My first game (with a very shaky grasp of the rules) was played against the first level of AI, which I unexpectedly beat with considerable ease. The second level of AI went down on my second game. A third level is promised but not yet available, meaning that ultimately AI play is not going to challenge most players. Instead, I recommend using it as a way to learn and hone your strategies for games against real people. Here again, I was disappointed in a promise of content rathe than the existence of it. At accords, the app relies on local network play, which is an admittedly nice addition for groups with multiple devices, or little patience for tons of chits. However, the sad truth is that once you’ve mastered the rules and basic strategy, there’s little to keep you coming back for more.
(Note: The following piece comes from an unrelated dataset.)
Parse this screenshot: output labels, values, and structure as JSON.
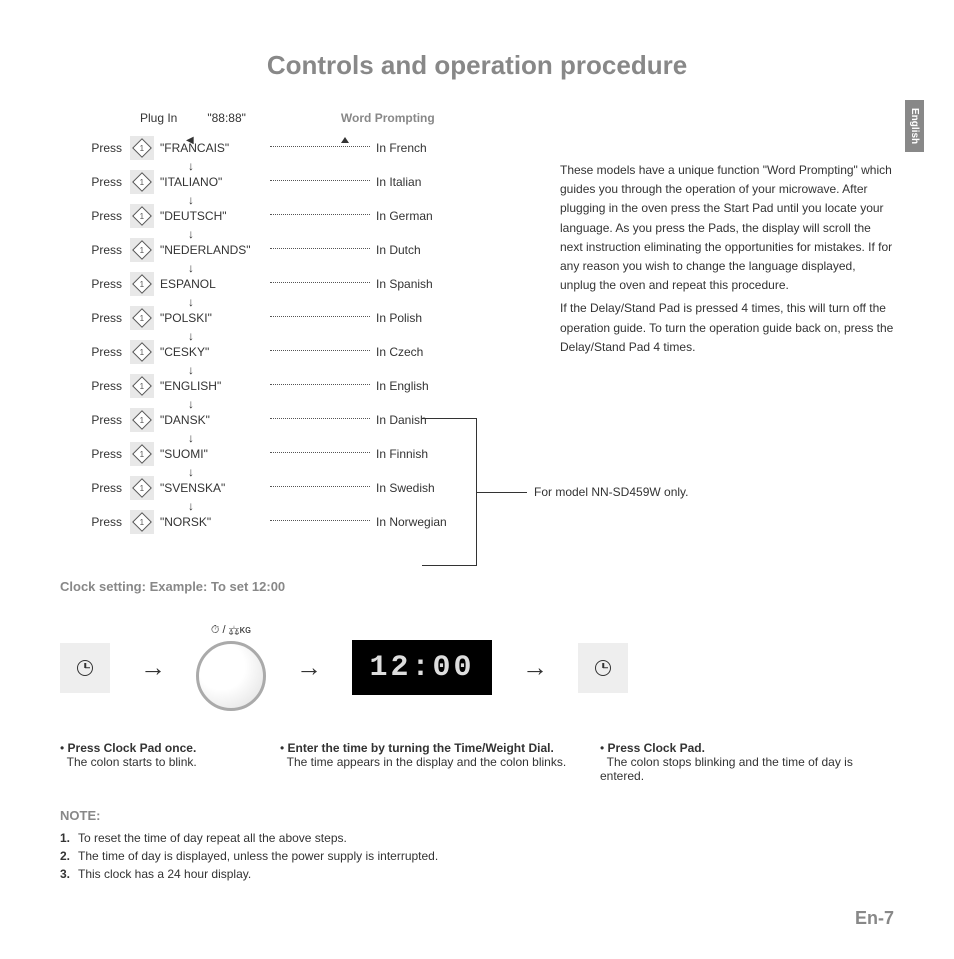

That original board game was lauded as well for its look and feel: a shining example of modern, minimalist graphic design. It’s usual when adapting board games to the iPad to retain the look and feel of the original if you’re not going to outright improve it, but in this instance the transition is an abysmal failure. Dominant Species on mobile is an ugly, murky thing, not enlivened by any sort of touch ups, animation, or music. Similarly scant attention has been paid to the interface, which is occasionally confusing and lacks essential features like an undo button. There appear to be some significant bugs in the enforcement of the rules, too.
It’s a shame, really. Having finally played Dominant Species I can confirm that at its core is a superb strategy game, filled with difficult choices and fierce competition. But this conversion to digital is a weak half-attempt, struggling up from the primordial ooze and gasping for breath on dry land. It takes almost no advantage of the inherent advantages of the format, offering no multimedia, no tutorial, feeble AI and limited network play, succeeding only in streamlining the overheads inherent in the physical game. I can only hope that GMT continue to support and update this release and stop it from coming to an evolutionary dead end. Because in the survival of the fittest, this thing doesn’t hold up.